I shouldn’t be surprised that a book called The Vacationers turned out to be such a beach read, pure fluff sucked down my brain tube in mere hours, requiring no thought process, no chewing, no mulling or appreciation of language. If there’s one thing that I require of my beach reading, it’s that I don’t stub my toe on the 2nd paragraph and puzzle over its meaning. I choked as I was meandering along and had to re-read it a few times. It sits like a brick in the middle of a pristine tub of water – inexplicable. Which is unfortunate, because the first paragraph, nay, first sentence had such promise. “Leaving always came as a surprise, no matter how long the dates had been looming on the calendar.” We see Jim, rushing around to pack for a vacation, and can hear his wife and daughter in similar thrashing through the house.
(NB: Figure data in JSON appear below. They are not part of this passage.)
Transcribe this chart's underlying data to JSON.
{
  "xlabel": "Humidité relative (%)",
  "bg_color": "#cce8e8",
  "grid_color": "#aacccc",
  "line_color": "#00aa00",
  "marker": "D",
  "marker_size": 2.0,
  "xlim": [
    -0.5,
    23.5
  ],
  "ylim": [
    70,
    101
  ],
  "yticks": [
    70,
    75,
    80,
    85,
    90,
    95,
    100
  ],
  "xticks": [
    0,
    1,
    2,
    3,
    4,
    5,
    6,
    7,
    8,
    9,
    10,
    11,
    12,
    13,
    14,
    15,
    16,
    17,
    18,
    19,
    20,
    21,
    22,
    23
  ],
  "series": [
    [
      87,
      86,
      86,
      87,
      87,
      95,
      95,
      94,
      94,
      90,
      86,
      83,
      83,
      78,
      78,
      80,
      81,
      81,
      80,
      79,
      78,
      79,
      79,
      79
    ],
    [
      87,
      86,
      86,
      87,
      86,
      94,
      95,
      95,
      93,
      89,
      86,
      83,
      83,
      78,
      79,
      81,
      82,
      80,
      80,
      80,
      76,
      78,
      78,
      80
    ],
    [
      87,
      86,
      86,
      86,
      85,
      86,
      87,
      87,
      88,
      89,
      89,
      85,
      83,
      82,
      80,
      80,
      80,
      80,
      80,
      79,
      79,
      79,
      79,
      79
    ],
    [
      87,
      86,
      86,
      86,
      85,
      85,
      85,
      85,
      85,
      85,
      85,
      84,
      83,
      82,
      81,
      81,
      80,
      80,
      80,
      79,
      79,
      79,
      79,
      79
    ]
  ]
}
But then, the thudding reject of paragraph 2:
There were things Jim would have taken out of his bags, if it had been possible: the last year of his life, and the five before that, when it came to his knees; the way Franny looked at him across the table at night; the feeling of himself inside a new mouth for the first time in three decades, and how much he wanted to stay there; the emptiness waiting on the other side of the return flight, the blank days he would have to fill and fill and fill. jim sat down at his desk and waited for someone to tell him that he was needed elsewhere.
I get that Straub wants us to slowly unravel the mystery of the unraveling marriage between Franny and Jim, but what is he, a dentist? “inside a new mouth for the first time…” leaves a lot to be desired in terms of hints of infidelity. But even that first bit, “the last year of his life, and the five before that, when it came to his knees.” Is he getting old? Or is he begging for so much forgiveness over the last 5 years that his knees are giving out?
Suddenly, we meet Sylvia, out on the street hailing a cab. It becomes apparent in a bit that Jim is her dad. The Manhattanites are headed to Mallorca for a family vacation, meeting brother Bobby and his girlfriend, along with Fanny’s dear friend Charles and his husband. Two weeks in a friend’s house on an island of Spain, drama ensues. The son cheats on his girlfriend in front of his sister, much to her disgust. The father’s infidelity comes out, and Charles punches Jim. Charles & hubby Lawrence find out predictably that they are chosen as the parents for an adopted boy. Sylvia loses her virginity to her Spanish tutor. Franny dashes off to get tennis lessons from a famous pro and knocks herself unconscious and later has lunch with the instructor while hubby Jim is spying on her on the back of new friend Terry’s motorcycle. It’s all very whirlwind and good-ending-y, if that’s your cup of tea.